Background information
- Born: Maria da Graça Leporace 20 January 1950 (age 76) Ipanema, Rio de Janeiro, Brazil
- Origin: Rio de Janeiro, Brazil
- Genres: Bossa nova; Latin; Latin jazz; jazz; disco; adult contemporary;
- Occupation: Singer;
- Instrument: Vocals
- Spouse: Sérgio Mendes (died 2024)

= Gracinha Leporace =

Brazilian singer (born 1950)

Gracinha Leporace (born Maria da Graça Leporace; 20 January 1950) is a Brazilian singer who worked extensively with her late husband Sérgio Mendes and his band.
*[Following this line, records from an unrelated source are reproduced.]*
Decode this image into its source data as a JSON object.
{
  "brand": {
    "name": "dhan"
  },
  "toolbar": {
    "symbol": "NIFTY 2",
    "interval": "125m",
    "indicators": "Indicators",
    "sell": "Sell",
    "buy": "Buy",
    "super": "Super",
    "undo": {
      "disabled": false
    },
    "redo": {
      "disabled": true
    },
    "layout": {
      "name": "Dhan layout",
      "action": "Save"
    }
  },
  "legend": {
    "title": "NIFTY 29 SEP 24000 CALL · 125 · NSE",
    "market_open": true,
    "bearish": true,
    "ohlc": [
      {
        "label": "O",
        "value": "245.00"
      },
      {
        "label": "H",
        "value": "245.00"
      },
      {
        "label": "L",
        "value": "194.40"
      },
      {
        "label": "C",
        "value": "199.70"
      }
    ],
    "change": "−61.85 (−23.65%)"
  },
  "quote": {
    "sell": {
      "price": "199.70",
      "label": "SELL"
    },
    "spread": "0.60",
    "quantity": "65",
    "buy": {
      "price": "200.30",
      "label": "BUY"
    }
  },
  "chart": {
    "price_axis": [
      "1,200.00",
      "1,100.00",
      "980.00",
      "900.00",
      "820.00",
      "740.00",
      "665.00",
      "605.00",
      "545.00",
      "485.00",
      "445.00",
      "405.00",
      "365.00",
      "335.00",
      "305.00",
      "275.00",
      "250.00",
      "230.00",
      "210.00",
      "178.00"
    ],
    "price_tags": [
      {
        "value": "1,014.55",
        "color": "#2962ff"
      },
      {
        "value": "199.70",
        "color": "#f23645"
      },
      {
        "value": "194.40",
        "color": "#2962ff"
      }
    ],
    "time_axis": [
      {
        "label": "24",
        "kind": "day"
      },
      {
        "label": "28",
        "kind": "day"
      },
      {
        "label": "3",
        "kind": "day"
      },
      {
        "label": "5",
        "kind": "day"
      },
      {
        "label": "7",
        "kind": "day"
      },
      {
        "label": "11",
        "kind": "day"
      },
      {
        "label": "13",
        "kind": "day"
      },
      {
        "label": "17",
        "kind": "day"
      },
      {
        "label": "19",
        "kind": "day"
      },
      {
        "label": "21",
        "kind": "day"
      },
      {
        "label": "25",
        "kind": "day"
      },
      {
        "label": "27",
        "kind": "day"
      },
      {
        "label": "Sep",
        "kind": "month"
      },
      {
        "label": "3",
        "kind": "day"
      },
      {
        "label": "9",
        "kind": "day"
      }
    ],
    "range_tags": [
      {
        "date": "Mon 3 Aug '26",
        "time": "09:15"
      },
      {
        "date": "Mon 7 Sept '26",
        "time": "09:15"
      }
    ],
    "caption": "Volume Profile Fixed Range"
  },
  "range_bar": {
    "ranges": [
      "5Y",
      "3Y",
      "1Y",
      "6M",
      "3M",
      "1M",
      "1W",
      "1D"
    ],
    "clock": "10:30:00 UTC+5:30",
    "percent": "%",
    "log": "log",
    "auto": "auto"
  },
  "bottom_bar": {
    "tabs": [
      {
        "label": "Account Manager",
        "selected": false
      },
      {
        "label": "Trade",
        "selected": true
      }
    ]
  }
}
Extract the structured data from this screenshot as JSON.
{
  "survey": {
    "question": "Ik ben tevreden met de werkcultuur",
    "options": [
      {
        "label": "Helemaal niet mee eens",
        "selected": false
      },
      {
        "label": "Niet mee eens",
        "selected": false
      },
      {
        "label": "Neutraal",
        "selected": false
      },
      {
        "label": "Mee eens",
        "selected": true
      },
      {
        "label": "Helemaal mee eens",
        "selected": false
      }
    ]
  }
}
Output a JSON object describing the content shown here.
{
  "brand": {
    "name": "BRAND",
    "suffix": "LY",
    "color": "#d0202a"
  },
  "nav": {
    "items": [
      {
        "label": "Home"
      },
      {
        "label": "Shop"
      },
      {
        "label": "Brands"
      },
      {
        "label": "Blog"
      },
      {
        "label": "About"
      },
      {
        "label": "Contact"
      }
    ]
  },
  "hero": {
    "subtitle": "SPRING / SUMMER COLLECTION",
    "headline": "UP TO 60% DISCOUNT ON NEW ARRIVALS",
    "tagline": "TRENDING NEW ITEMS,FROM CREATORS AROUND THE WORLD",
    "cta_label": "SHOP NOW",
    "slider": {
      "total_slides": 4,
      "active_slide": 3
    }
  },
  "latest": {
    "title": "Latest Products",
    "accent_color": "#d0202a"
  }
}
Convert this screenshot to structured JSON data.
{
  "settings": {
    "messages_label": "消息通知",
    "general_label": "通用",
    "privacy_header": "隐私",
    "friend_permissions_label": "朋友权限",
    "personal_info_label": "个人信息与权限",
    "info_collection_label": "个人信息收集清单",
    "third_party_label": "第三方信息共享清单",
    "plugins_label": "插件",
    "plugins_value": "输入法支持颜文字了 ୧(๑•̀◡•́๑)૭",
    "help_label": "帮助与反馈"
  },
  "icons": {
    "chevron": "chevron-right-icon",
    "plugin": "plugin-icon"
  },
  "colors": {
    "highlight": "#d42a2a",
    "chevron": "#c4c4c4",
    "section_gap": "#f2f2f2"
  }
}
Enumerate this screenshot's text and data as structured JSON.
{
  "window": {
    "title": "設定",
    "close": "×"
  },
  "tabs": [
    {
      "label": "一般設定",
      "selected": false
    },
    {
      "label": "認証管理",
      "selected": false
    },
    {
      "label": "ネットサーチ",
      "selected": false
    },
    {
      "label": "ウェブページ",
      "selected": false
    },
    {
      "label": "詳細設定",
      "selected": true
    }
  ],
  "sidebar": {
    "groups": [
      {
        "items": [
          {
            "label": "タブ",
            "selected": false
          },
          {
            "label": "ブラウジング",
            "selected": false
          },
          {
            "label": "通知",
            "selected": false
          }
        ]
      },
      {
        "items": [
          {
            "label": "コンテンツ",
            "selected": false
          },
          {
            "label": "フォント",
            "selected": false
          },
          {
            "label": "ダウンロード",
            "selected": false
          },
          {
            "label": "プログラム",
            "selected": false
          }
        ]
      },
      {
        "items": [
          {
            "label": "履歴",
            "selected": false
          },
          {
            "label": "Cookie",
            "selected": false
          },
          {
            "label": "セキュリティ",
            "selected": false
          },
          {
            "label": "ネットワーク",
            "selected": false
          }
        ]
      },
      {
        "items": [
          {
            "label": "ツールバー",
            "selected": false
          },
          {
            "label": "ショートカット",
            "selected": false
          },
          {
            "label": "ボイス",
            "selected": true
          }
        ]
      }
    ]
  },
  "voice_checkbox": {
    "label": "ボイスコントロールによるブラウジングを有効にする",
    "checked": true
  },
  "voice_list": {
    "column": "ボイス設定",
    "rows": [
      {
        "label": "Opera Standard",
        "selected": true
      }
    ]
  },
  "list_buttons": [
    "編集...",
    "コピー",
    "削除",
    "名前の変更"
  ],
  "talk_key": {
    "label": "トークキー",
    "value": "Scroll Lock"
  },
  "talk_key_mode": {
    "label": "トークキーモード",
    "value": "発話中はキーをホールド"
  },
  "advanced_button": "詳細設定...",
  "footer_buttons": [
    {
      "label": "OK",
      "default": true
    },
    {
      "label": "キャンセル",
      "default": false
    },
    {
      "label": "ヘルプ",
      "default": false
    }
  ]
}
Leporace was born in Ipanema, Rio de Janeiro. She has a sister, Marianna Leporace, who is a singer and actress in Brazil.
She founded "Grupo Manifesto" in 1965, Brazilian band active until 1968.

Leporace has featured regularly in much of her husband's group's releases since the 1970s and can be heard as the Portuguese-singing female vocal in the hit "Mas que nada" (featuring the Black Eyed Peas) from the 2006 album Timeless and in the Baden Powell de Aquino composition "Berimbau/Consolação" from the same album, in which she provides the lead vocal. She has been featured on Sergio Mendes's album Magic, released in 2014. She also appears frequently in concert with Mendes's band as a vocalist.

Along with her work with Mendes, she was a member of the Bossa Nova group Bossa Rio in the early 1970s.

Leporace has two sons with Mendes: Gustavo and Tiago. She has lived in Los Angeles, California, for many years.